Short Trips 6.05 – This Sporting Life


A delightful and clever short story unmasks the “truth” behind a famous 1966 heist!

Dodo tries to take Steven to the swinging London of her own day. As usual, they land just in time to get mixed up in something important: a real-life mystery that has never been solved. Of course the Doctor was involved. That explains everything.

Well, not quite.

The World Cup,” said Dodo. “Honestly, Steven, I don’t know how much clearer I can be. Don’t you play football where you come from… when you come from?”

This Sporting Life exploits a peculiar advantage of this particular TARDIS team. Dodo is from contemporary Earth, so she knows all about it, whereas Steven isn’t, so she can explain it to him and to ignorant listeners like me. Also, of course, it’s set during the time period when this TARDIS crew is on TV, and evokes that era accordingly. 1960s London is receding further and further from our own day, so it’s starting to become as much of a nostalgia-fest as Edwardian or Elizabethan historicals.

Peter Purves does an excellent job of recreating Hartnell’s Doctor, mimicking his mannerisms and translating that mischievous twinkle in his eye into audio. I can’t remember Dodo very well, but she’s certainly lively and personable here. This is the second Short Trip in the past few months to tell a Dodo story (the other was a bonus for subscriptions to the Main Range), and I’m all for it. There was nothing wrong with Dodo as a companion; classic Who just didn’t give her much of a chance before dropping her.

More importantly, there’s a deeper meaning behind this story which links it to an ethical problem in both the 20th century and the 21st.

Finally, it’s a heartwarming little tale, which doesn’t happen very often in modern Who.

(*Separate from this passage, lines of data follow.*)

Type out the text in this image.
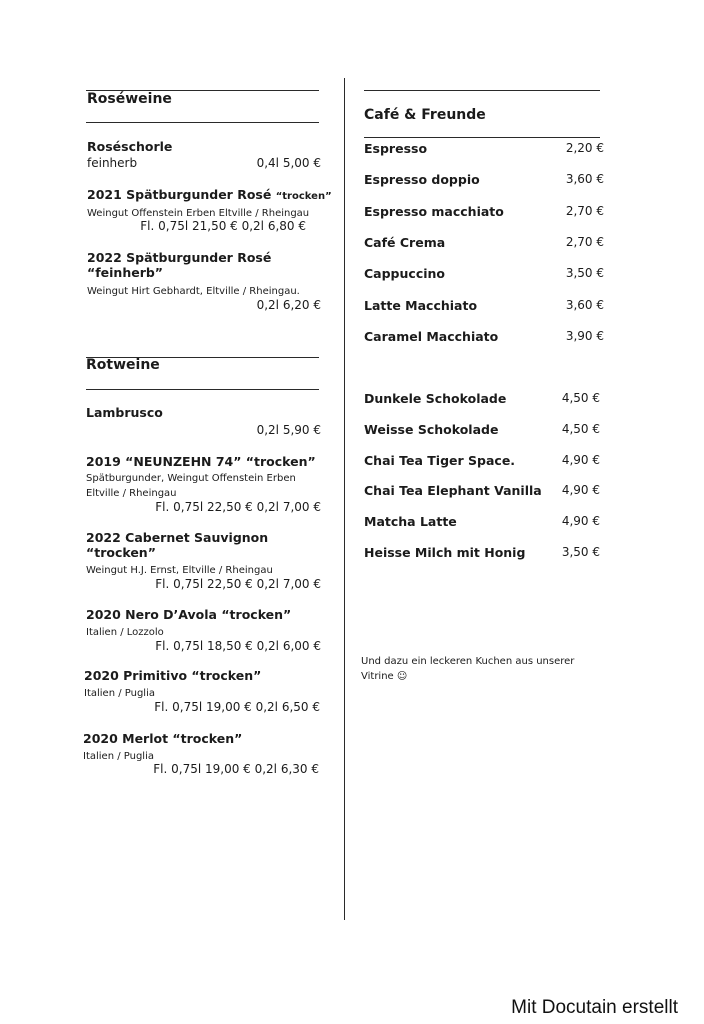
Roséweine
Roséschorle
feinherb	0,4l 5,00 €
2021 Spätburgunder Rosé “trocken”
Weingut Offenstein Erben Eltville / Rheingau
Fl. 0,75l 21,50 € 0,2l 6,80 €
2022 Spätburgunder Rosé
“feinherb”
Weingut Hirt Gebhardt, Eltville / Rheingau.
0,2l 6,20 €
Rotweine
Lambrusco
0,2l 5,90 €
2019 “NEUNZEHN 74” “trocken”
Spätburgunder, Weingut Offenstein Erben
Eltville / Rheingau
Fl. 0,75l 22,50 € 0,2l 7,00 €
2022 Cabernet Sauvignon
“trocken”
Weingut H.J. Ernst, Eltville / Rheingau
Fl. 0,75l 22,50 € 0,2l 7,00 €
2020 Nero D’Avola “trocken”
Italien / Lozzolo
Fl. 0,75l 18,50 € 0,2l 6,00 €
2020 Primitivo “trocken”
Italien / Puglia
Fl. 0,75l 19,00 € 0,2l 6,50 €
2020 Merlot “trocken”
Italien / Puglia
Fl. 0,75l 19,00 € 0,2l 6,30 €
Café & Freunde
Espresso	2,20 €
Espresso doppio	3,60 €
Espresso macchiato	2,70 €
Café Crema	2,70 €
Cappuccino	3,50 €
Latte Macchiato	3,60 €
Caramel Macchiato	3,90 €
Dunkele Schokolade	4,50 €
Weisse Schokolade	4,50 €
Chai Tea Tiger Space.	4,90 €
Chai Tea Elephant Vanilla 4,90 €
Matcha Latte	4,90 €
Heisse Milch mit Honig	3,50 €
Und dazu ein leckeren Kuchen aus unserer Vitrine ☺
Mit Docutain erstellt
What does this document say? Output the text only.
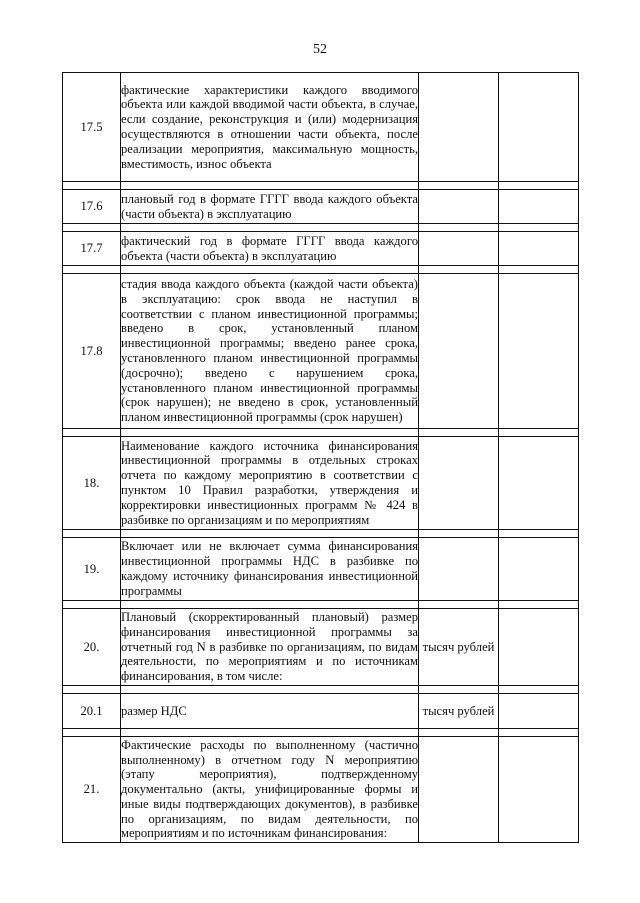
52
17.5	фактические характеристики каждого вводимого объекта или каждой вводимой части объекта, в случае, если создание, реконструкция и (или) модернизация осуществляются в отношении части объекта, после реализации мероприятия, максимальную мощность, вместимость, износ объекта		

17.6	плановый год в формате ГГГГ ввода каждого объекта (части объекта) в эксплуатацию		

17.7	фактический год в формате ГГГГ ввода каждого объекта (части объекта) в эксплуатацию		

17.8	стадия ввода каждого объекта (каждой части объекта) в эксплуатацию: срок ввода не наступил в соответствии с планом инвестиционной программы; введено в срок, установленный планом инвестиционной программы; введено ранее срока, установленного планом инвестиционной программы (досрочно); введено с нарушением срока, установленного планом инвестиционной программы (срок нарушен); не введено в срок, установленный планом инвестиционной программы (срок нарушен)		

18.	Наименование каждого источника финансирования инвестиционной программы в отдельных строках отчета по каждому мероприятию в соответствии с пунктом 10 Правил разработки, утверждения и корректировки инвестиционных программ № 424 в разбивке по организациям и по мероприятиям		

19.	Включает или не включает сумма финансирования инвестиционной программы НДС в разбивке по каждому источнику финансирования инвестиционной программы		

20.	Плановый (скорректированный плановый) размер финансирования инвестиционной программы за отчетный год N в разбивке по организациям, по видам деятельности, по мероприятиям и по источникам финансирования, в том числе:	тысяч рублей	

20.1	размер НДС	тысяч рублей	

21.	Фактические расходы по выполненному (частично выполненному) в отчетном году N мероприятию (этапу мероприятия), подтвержденному документально (акты, унифицированные формы и иные виды подтверждающих документов), в разбивке по организациям, по видам деятельности, по мероприятиям и по источникам финансирования:		
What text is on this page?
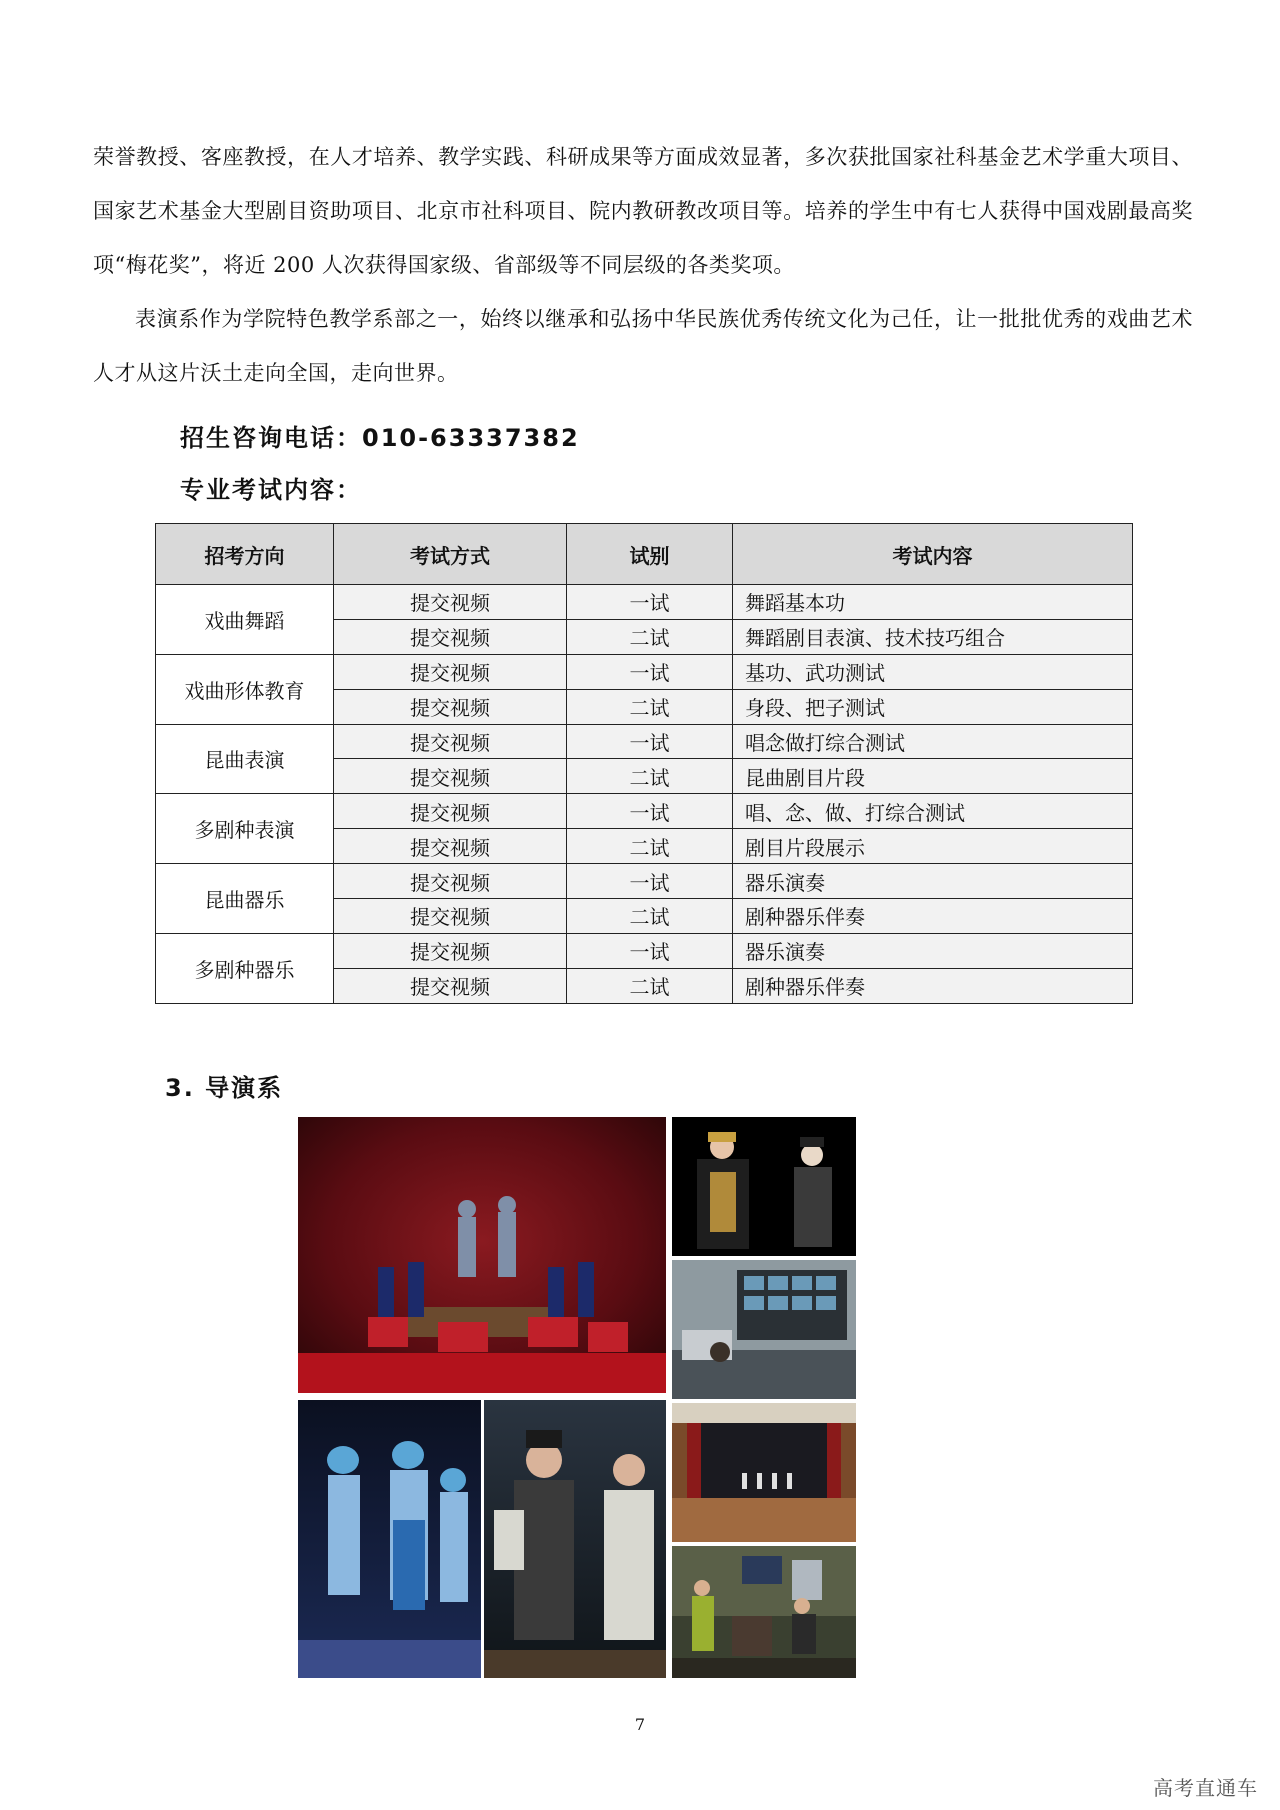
荣誉教授、客座教授，在人才培养、教学实践、科研成果等方面成效显著，多次获批国家社科基金艺术学重大项目、国家艺术基金大型剧目资助项目、北京市社科项目、院内教研教改项目等。培养的学生中有七人获得中国戏剧最高奖项“梅花奖”，将近 200 人次获得国家级、省部级等不同层级的各类奖项。

表演系作为学院特色教学系部之一，始终以继承和弘扬中华民族优秀传统文化为己任，让一批批优秀的戏曲艺术人才从这片沃土走向全国，走向世界。

招生咨询电话：010-63337382
专业考试内容：
招考方向	考试方式	试别	考试内容
戏曲舞蹈	提交视频	一试	舞蹈基本功
	提交视频	二试	舞蹈剧目表演、技术技巧组合
戏曲形体教育	提交视频	一试	基功、武功测试
	提交视频	二试	身段、把子测试
昆曲表演	提交视频	一试	唱念做打综合测试
	提交视频	二试	昆曲剧目片段
多剧种表演	提交视频	一试	唱、念、做、打综合测试
	提交视频	二试	剧目片段展示
昆曲器乐	提交视频	一试	器乐演奏
	提交视频	二试	剧种器乐伴奏
多剧种器乐	提交视频	一试	器乐演奏
	提交视频	二试	剧种器乐伴奏
3. 导演系
7
高考直通车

Not bad work for a half an hour.

trivia note: “This Sporting Life” is also the title of a William Hartnell film (see sidebar). 

Spoilerific Comments

It turns out the World Cup is a “triviality,” and something far more important is at stake: good sportsmanship, as the title suggests, or, more broadly, fair play.

I appreciate the motivation behind the goldsmith’s actions. Anti-semitism has been on the rise lately in the real world, and yet the Holocaust is used in fiction far too often by people who treat it as a cheap literary device instead of as a real event that still overshadows its survivors and their descendants.  This story uses the Holocaust not for shock value, but to point out that the Doctor would advocate compassion for refugees of war— an implicit commentary on our own day— without being preachy about it.